Ellis angled into shore. Remington followed, then stood shivering in the shallows.
“Well, come on.”
She didn’t move. “I’m parked up by Trancas.”
“Layla.”
Together they crossed the white sand to the Loushane beach house. The lower story featured an enclosed stone patio with a fire pit. It was one of Remington’s favorite places in the world. The Zuma circus could be in full swing just a few yards away and there you’d feel removed and safe.
“Look who I turned up,” Ellis said, ducking through the gated entrance to the patio.
Remington g
ot a jolt when she followed him in. Caroline Loushane lay on a chaise and didn’t bother to rise. She was folded in the embrace of someone Remington recognized.
The Wayfarer guy, the Frisbee tosser, the languid friend of Simon’s.
Ellis gave Remington a towel and made the introduction. “This is Layla.”
With Caroline practically lying atop him, the Wayfarer couldn’t get up, either. “Hey there!” he said, raising the glass in his hand in Remington’s direction. “The family friend, right? Police officer, policewoman.”
“Not quite yet,” Remington said. She understood immediately that neither he nor she was going to mention the fact that they had run into each other before.
“Val Duran,” Ellis said. “He lives up the beach.”
“Layla is our good little housecleaner,” Caroline said. “Did you miss something, sister, is that why you’re here? I thought you ransacked the place pretty well. It looks like a rental in there, all nice and sterilized of every fucking bit of my dear brother’s personality.”
Caroline was angry at her, Remington realized. She got like this, stiff and Waspy, when she was miffed. She was also a little drunk. A collection of glassware cluttered the small wrought-iron table beside the chaise. A bottle of vodka sweated, encased in a solid block of ice. A mirror lay sprinkled with a leaving of cocaine.

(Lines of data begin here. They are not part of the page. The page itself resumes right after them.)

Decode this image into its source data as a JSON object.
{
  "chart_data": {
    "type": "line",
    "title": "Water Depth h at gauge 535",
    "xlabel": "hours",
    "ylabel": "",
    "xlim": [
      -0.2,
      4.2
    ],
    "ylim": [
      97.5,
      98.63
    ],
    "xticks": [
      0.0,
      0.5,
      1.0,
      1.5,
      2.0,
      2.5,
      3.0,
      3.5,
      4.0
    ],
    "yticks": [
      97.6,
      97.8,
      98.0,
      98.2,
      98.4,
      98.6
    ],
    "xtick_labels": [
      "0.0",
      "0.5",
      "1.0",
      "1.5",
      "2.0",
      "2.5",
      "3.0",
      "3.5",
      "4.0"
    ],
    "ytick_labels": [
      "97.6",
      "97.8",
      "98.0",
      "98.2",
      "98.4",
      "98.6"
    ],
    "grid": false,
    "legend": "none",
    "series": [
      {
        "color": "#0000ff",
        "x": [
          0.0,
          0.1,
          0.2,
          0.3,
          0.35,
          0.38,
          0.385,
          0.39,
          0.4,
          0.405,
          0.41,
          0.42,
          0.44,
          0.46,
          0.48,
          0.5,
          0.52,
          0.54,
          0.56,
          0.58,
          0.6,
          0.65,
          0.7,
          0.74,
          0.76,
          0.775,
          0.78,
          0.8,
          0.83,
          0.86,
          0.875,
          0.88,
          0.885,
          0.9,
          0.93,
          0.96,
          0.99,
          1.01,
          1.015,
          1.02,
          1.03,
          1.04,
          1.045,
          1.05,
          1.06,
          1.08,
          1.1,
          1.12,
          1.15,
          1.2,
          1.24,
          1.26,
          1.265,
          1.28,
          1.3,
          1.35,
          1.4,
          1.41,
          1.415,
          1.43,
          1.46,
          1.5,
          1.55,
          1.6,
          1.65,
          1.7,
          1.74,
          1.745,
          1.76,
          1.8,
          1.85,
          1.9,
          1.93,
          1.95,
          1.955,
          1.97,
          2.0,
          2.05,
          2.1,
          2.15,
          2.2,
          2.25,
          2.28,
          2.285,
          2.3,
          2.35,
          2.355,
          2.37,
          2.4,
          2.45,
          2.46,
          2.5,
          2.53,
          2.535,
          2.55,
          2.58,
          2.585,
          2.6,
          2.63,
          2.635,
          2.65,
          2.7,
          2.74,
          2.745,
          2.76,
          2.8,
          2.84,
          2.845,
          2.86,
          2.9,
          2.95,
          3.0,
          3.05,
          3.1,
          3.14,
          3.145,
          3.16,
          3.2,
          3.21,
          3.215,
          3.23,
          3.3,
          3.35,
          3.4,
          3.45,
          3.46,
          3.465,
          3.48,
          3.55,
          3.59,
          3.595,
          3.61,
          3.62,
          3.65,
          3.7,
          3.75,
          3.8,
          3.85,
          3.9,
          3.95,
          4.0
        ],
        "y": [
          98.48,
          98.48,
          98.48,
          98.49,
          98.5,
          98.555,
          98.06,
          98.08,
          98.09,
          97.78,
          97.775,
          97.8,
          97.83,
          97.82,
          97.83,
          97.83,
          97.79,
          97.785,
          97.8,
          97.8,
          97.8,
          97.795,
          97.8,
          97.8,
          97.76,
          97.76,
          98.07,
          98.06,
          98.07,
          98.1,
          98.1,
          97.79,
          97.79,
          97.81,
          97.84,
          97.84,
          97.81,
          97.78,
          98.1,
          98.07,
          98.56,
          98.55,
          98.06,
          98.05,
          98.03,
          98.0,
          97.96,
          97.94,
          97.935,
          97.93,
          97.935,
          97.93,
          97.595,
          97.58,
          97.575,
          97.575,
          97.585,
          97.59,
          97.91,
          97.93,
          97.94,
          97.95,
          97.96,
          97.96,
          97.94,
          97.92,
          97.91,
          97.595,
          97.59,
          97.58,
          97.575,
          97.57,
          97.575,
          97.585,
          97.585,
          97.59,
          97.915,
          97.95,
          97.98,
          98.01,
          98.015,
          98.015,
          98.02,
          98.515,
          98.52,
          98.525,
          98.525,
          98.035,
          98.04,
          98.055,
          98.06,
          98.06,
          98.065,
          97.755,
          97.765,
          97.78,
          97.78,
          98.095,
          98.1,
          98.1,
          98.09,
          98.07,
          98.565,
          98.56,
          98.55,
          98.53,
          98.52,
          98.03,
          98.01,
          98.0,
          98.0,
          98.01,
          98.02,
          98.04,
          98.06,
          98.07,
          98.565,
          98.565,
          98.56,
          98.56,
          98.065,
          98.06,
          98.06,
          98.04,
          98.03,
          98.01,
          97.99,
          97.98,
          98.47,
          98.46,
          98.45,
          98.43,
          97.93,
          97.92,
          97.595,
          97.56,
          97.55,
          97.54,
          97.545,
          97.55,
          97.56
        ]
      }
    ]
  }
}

“What are we drinking?” Ellis asked.
Remington hesitated, then crossed the terrace to take a beach chair. “If you want, Caroline, I’ll put everything back the way it was.”

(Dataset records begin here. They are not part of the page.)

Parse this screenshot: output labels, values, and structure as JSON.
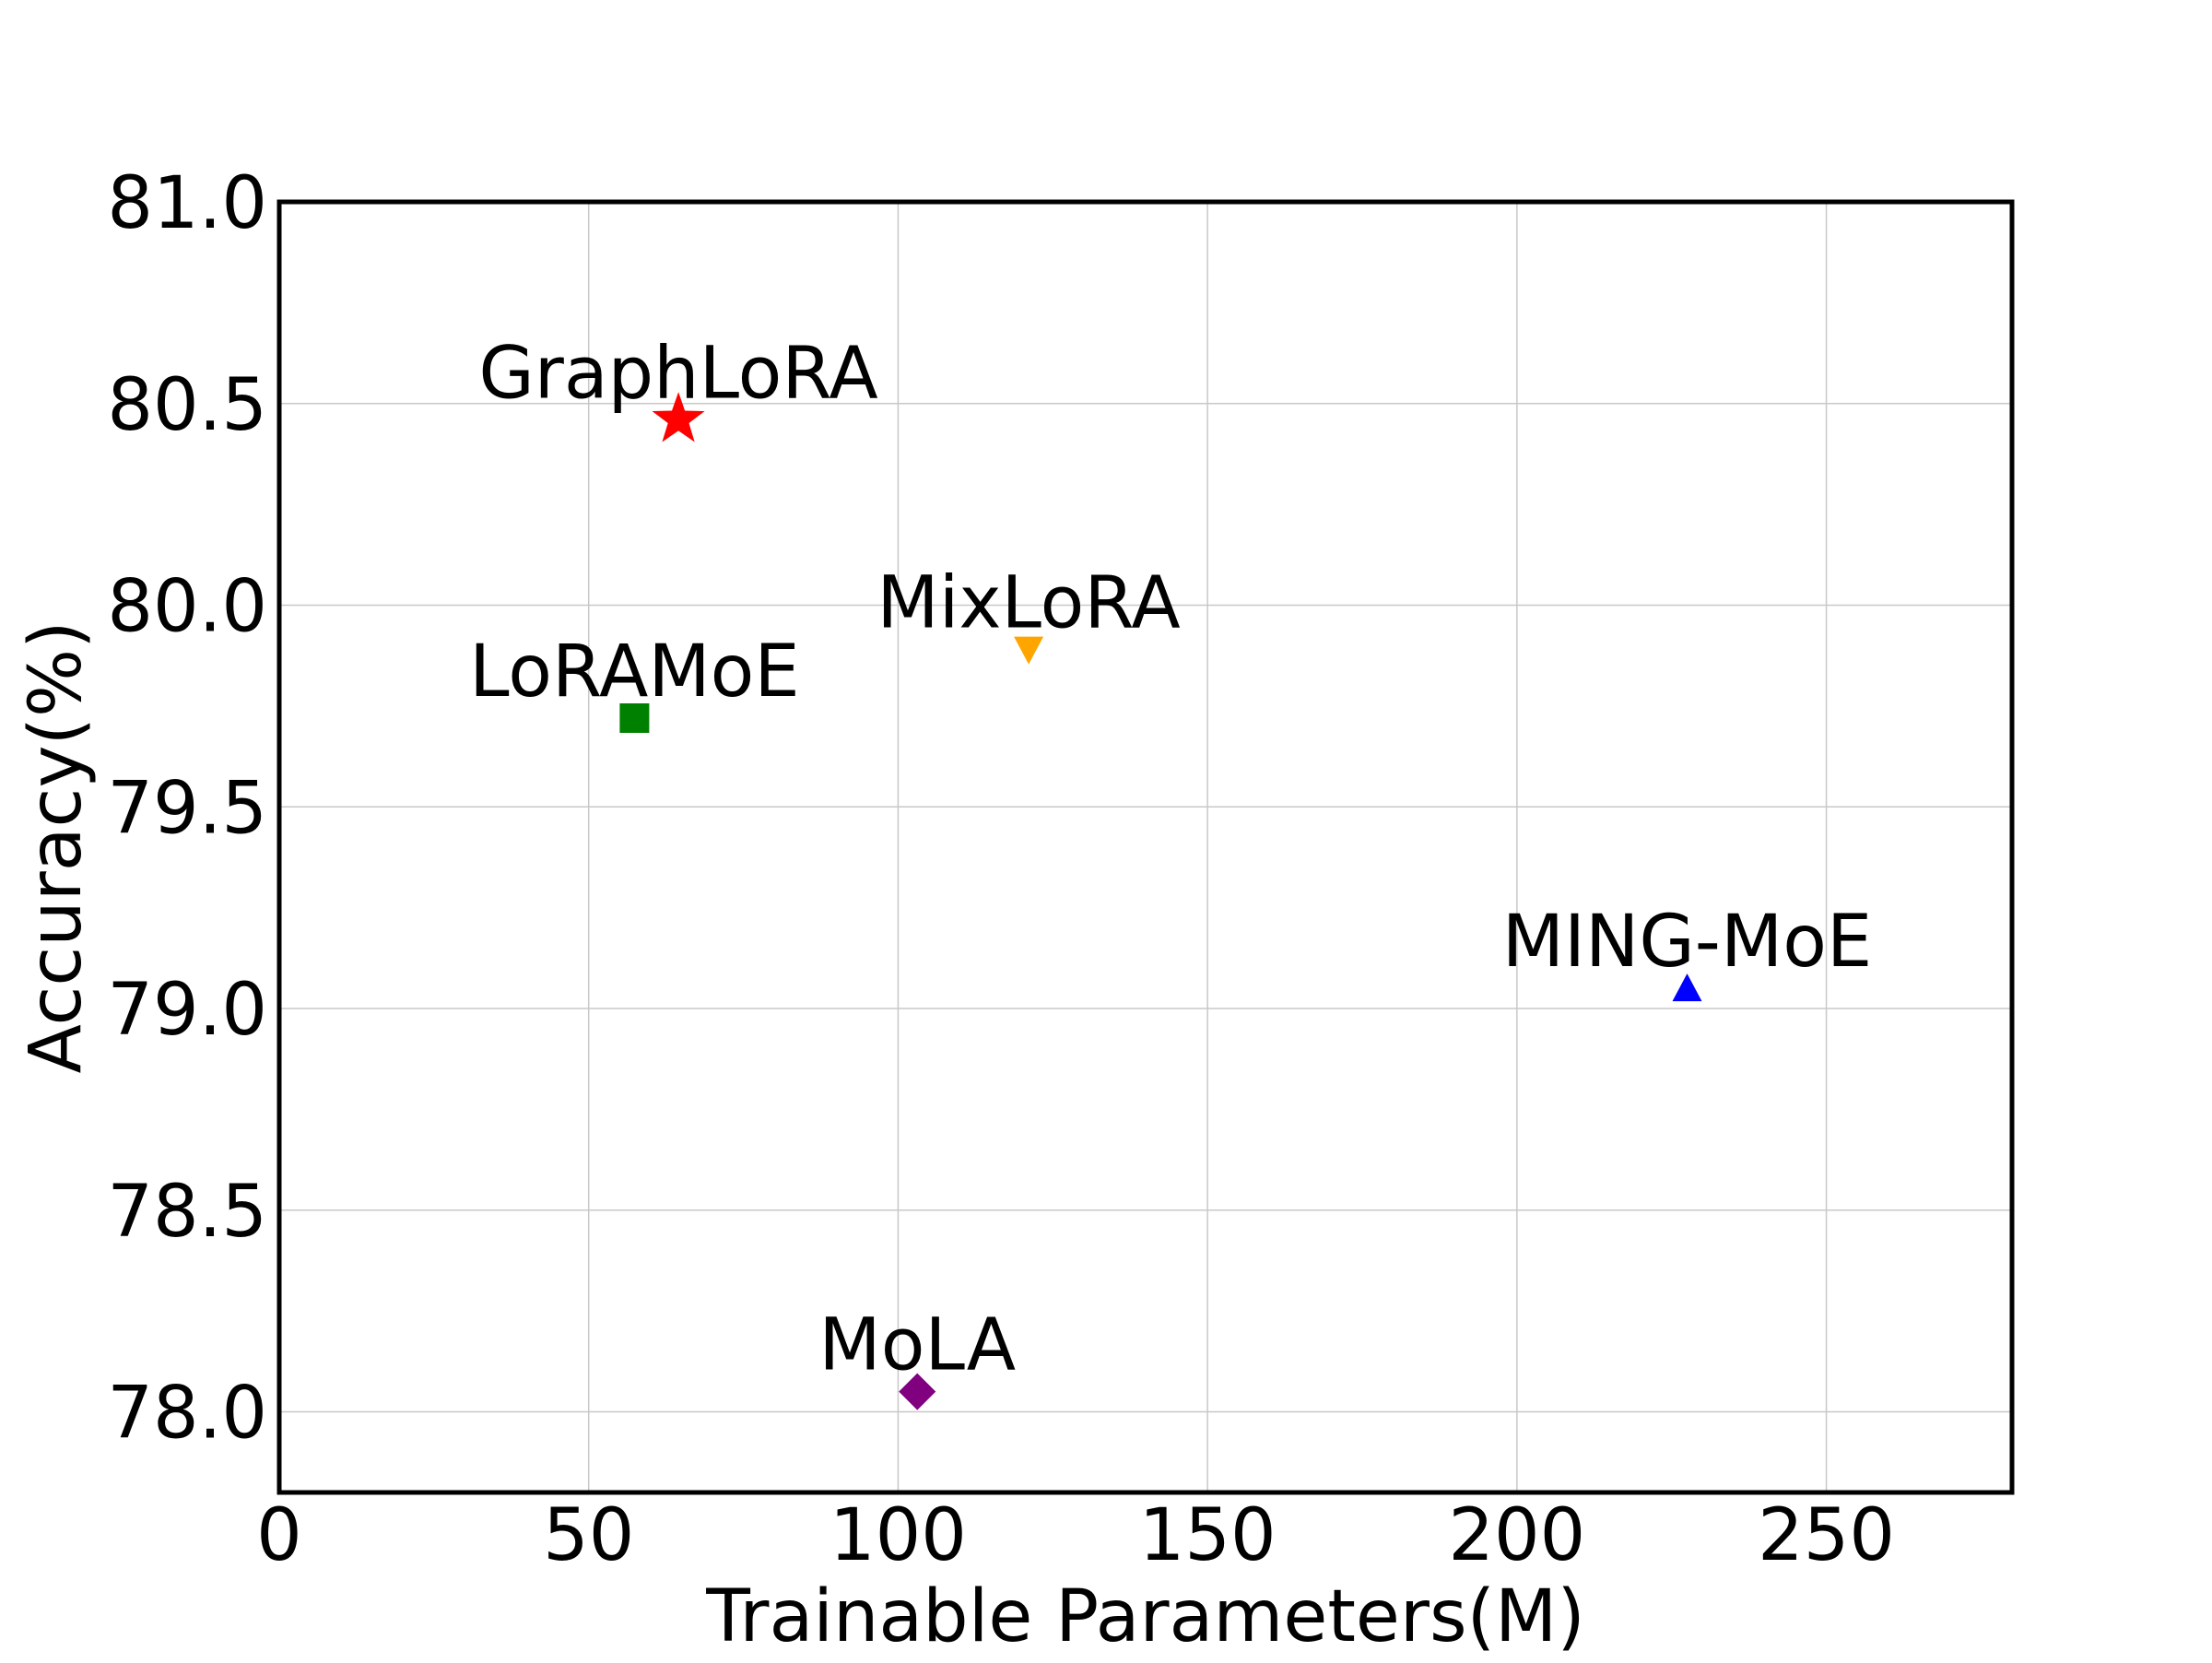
{
  "chart_data": {
    "type": "scatter",
    "title": "",
    "xlabel": "Trainable Parameters(M)",
    "ylabel": "Accuracy(%)",
    "xlim": [
      0,
      280
    ],
    "ylim": [
      77.8,
      81.0
    ],
    "xticks": [
      0,
      50,
      100,
      150,
      200,
      250
    ],
    "xtick_labels": [
      "0",
      "50",
      "100",
      "150",
      "200",
      "250"
    ],
    "yticks": [
      78.0,
      78.5,
      79.0,
      79.5,
      80.0,
      80.5,
      81.0
    ],
    "ytick_labels": [
      "78.0",
      "78.5",
      "79.0",
      "79.5",
      "80.0",
      "80.5",
      "81.0"
    ],
    "grid": true,
    "points": [
      {
        "label": "GraphLoRA",
        "x": 64.5,
        "y": 80.46,
        "marker": "star",
        "color": "#ff0000"
      },
      {
        "label": "MixLoRA",
        "x": 121.1,
        "y": 79.89,
        "marker": "triangle-down",
        "color": "#ffa500"
      },
      {
        "label": "LoRAMoE",
        "x": 57.4,
        "y": 79.72,
        "marker": "square",
        "color": "#008000"
      },
      {
        "label": "MING-MoE",
        "x": 227.5,
        "y": 79.05,
        "marker": "triangle-up",
        "color": "#0000ff"
      },
      {
        "label": "MoLA",
        "x": 103.1,
        "y": 78.05,
        "marker": "diamond",
        "color": "#800080"
      }
    ]
  }
}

“I do want,” Caroline retorted, petulant, knowing Remington was mocking her.
“I like it cleared out better,” Ellis said. He poured himself a drink and brought one over to Remington. “It’s not quite so painful, is it?”
“That was Brock’s reasoning,” Remington said. “I was just doing what he and your dad asked.”
The vodka was so damned icy it had become thick, like syrup. “Ah, vitamin V,” Ellis said, flopping down on a second chaise.